In my recent meeting with Investing In China, he pointed out to me that if you lived in China (in 2022), the zero-COVID policy ended overnight. It was as if a magic switch flipped in the minds of the policymakers, and everyone realized how stupid of a policy it was.
So in many ways, China is not stubborn, but why did it have to wait until it was so disgustingly obvious to change its ways?
I suspect that the fiscal stimulus route will be no different. Right now, policymakers continue to look at stabilizing growth as opposed to promoting one. This is the wrong approach and economic figures will pay the price for that.
What to Expect?
For now, I'm seeing some of the China bulls get overly excited by the jump in property sales in tier 1 cities and the rebound in consumer spending. What they fail to realize is that this is a short-term blip.
Tech companies like Alibaba and JD might report strong numbers for Q3, but readers must know that without more fiscal policy from China, the underlying headwind is far too strong.
At some point in 2025, it will be obvious that whatever announcement that has been made so far will be insufficient.
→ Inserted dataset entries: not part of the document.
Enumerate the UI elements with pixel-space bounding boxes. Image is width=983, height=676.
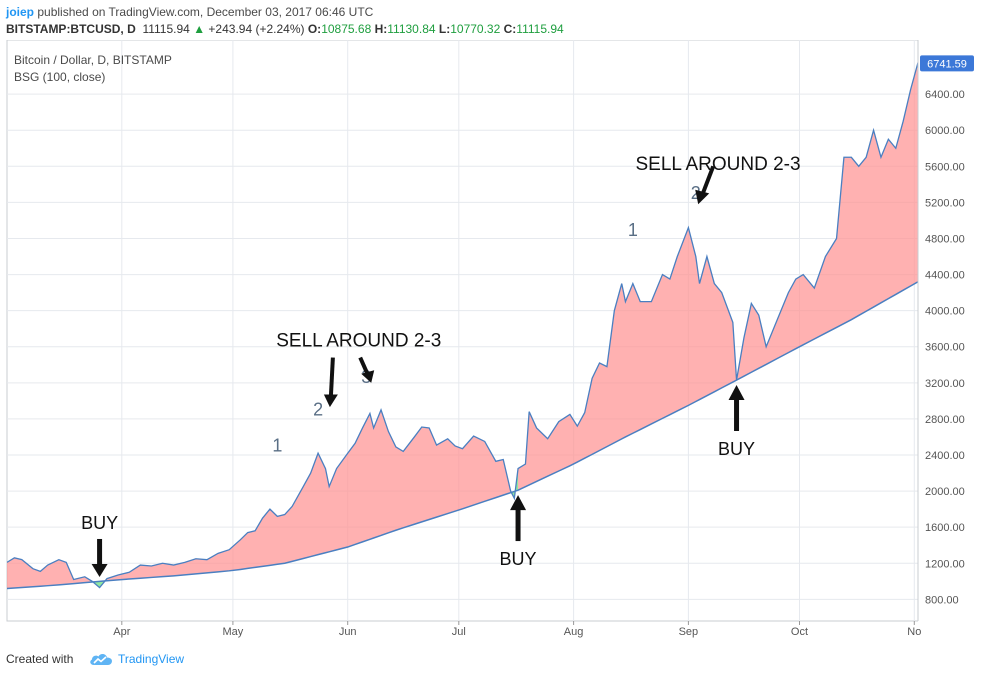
time-tick-label: Jul: [452, 626, 466, 638]
price-tick-label: 4000.00: [925, 306, 965, 318]
annotation-label: BUY: [718, 439, 755, 459]
price-tick-label: 6400.00: [925, 89, 965, 101]
price-tick-label: 5600.00: [925, 161, 965, 173]
price-tick-label: 3200.00: [925, 378, 965, 390]
annotations: BUY BUY BUY SELL AROUND 2-3 SELL AROUND 2-3 1…: [81, 154, 801, 577]
price-tick-label: 4400.00: [925, 270, 965, 282]
close-label: C:: [503, 22, 517, 36]
last-price-label: 6741.59: [927, 58, 967, 70]
arrow-head-icon: [510, 495, 527, 511]
wave-count-label: 2: [313, 399, 323, 419]
price-axis-labels: 6400.00 6000.00 5600.00 5200.00 4800.00 4400.…: [925, 89, 965, 606]
time-tick-label: Oct: [791, 626, 808, 638]
symbol-label[interactable]: BITSTAMP:BTCUSD, D: [6, 22, 136, 36]
arrow-head-icon: [695, 189, 710, 205]
change-up-icon: ▲: [193, 22, 206, 36]
sell-arrow-icon: [328, 357, 335, 397]
annotation-label: BUY: [81, 513, 118, 533]
low-label: L:: [438, 22, 451, 36]
sell-arrow-icon: [701, 165, 716, 194]
plot-layer: [7, 62, 918, 590]
bsg-baseline-line: [7, 281, 918, 590]
time-tick-label: Aug: [564, 626, 584, 638]
author-link[interactable]: joiep: [6, 5, 35, 19]
time-tick-label: Apr: [113, 626, 130, 638]
price-tick-label: 4800.00: [925, 233, 965, 245]
publish-info: joiep published on TradingView.com, Dece…: [6, 5, 373, 19]
plot-area[interactable]: [6, 40, 919, 622]
last-price-marker: 6741.59: [920, 55, 974, 72]
ohlc-bar: BITSTAMP:BTCUSD, D 11115.94 ▲ +243.94 (+…: [6, 22, 564, 36]
tradingview-cloud-icon[interactable]: [88, 650, 114, 668]
arrow-head-icon: [323, 394, 338, 408]
price-line[interactable]: [7, 62, 918, 589]
open-value: 10875.68: [321, 22, 372, 36]
close-value: 11115.94: [516, 22, 564, 36]
high-label: H:: [374, 22, 388, 36]
footer: Created with TradingView: [0, 640, 983, 676]
chart-title: Bitcoin / Dollar, D, BITSTAMP: [14, 53, 172, 67]
chart-header: joiep published on TradingView.com, Dece…: [0, 0, 983, 40]
low-value: 10770.32: [450, 22, 501, 36]
annotation-label: SELL AROUND 2-3: [276, 331, 441, 352]
time-axis-labels: Apr May Jun Jul Aug Sep Oct No: [113, 621, 921, 638]
time-tick-label: No: [907, 626, 921, 638]
wave-count-label: 1: [272, 435, 282, 455]
wave-count-label: 2: [691, 183, 701, 203]
price-tick-label: 3600.00: [925, 342, 965, 354]
arrow-head-icon: [361, 370, 375, 383]
deviation-fill: [7, 62, 918, 589]
price-tick-label: 5200.00: [925, 197, 965, 209]
annotation-label: SELL AROUND 2-3: [635, 154, 800, 175]
high-value: 11130.84: [387, 22, 436, 36]
price-change: +243.94 (+2.24%): [208, 22, 305, 36]
price-tick-label: 2400.00: [925, 450, 965, 462]
price-tick-label: 2000.00: [925, 486, 965, 498]
last-price-badge: [920, 55, 974, 72]
annotation-label: BUY: [500, 549, 537, 569]
time-tick-label: May: [223, 626, 244, 638]
indicator-label: BSG (100, close): [14, 70, 105, 84]
price-tick-label: 1600.00: [925, 522, 965, 534]
price-tick-label: 800.00: [925, 594, 959, 606]
price-tick-label: 1200.00: [925, 558, 965, 570]
price-tick-label: 6000.00: [925, 125, 965, 137]
open-label: O:: [307, 22, 322, 36]
time-tick-label: Jun: [339, 626, 357, 638]
arrow-head-icon: [91, 563, 108, 577]
publish-text: published on TradingView.com, December 0…: [37, 5, 374, 19]
last-price: 11115.94: [142, 22, 190, 36]
arrow-head-icon: [728, 385, 745, 400]
created-with-text: Created with: [6, 652, 74, 666]
price-chart[interactable]: 6400.00 6000.00 5600.00 5200.00 4800.00 4400.…: [0, 40, 983, 640]
price-axis[interactable]: [918, 40, 983, 640]
below-baseline-fill: [92, 578, 107, 588]
time-tick-label: Sep: [679, 626, 699, 638]
tradingview-brand-link[interactable]: TradingView: [118, 652, 185, 666]
price-tick-label: 2800.00: [925, 414, 965, 426]
wave-count-label: 1: [628, 220, 638, 240]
China has to launch a bazooka, and I think the size has to be somewhere between 15% of GDP or $2.67 trillion (19 trillion yuan). Anything short of that will only be sufficient to keep China in a slow and steady growth state. The lack of an economic boom will forever keep China's elevated debt profile a concern. The only way out of this is via economic growth. The US did it this way, and China will have to realize this sooner or later.
But given what I stated earlier, China's policymakers won't have that ah-ha moment until it's too obvious. This means that things will need to get worse before it gets better. And when it comes to oil demand, this may be no different. I suspect that while we are seeing signs of demand bottoming in China, we won't get the boom we expect, so oil prices will remain in this low range until there's an obvious catalyst (more fiscal stimulus announcements).
When the Obvious Comes
There will be a day when the obvious comes. If my thinking is correct on this, China will eventually announce meaningful fiscal stimulus. And when it does, commodities across the globe will shine again. Natural gas will shine via global LNG prices. Coal prices will balloon. Oil will shoot higher just as non-OPEC supplies start to peak. And the pain of the commodity investor will pay off.
But when is that obvious moment going to come?
I don't know the precise timeline. But if I had to guess, I think it will be after Q1. Unless China announces more meaningful stimulus announcements by year-end, the recent announcements will fizzle, and economic growth will worsen again.
I don't think it will be long. And when the economic data worsens in the face of all the current stimulus announcements, policymakers will turn from "out-of-touch" to "I am f***ing desperate". That's when you know the tide has turned. Until then, position accordingly.
Analyst's Disclosure: I/we have no stock, option or similar derivative position in any of the companies mentioned, and no plans to initiate any such positions within the next 72 hours.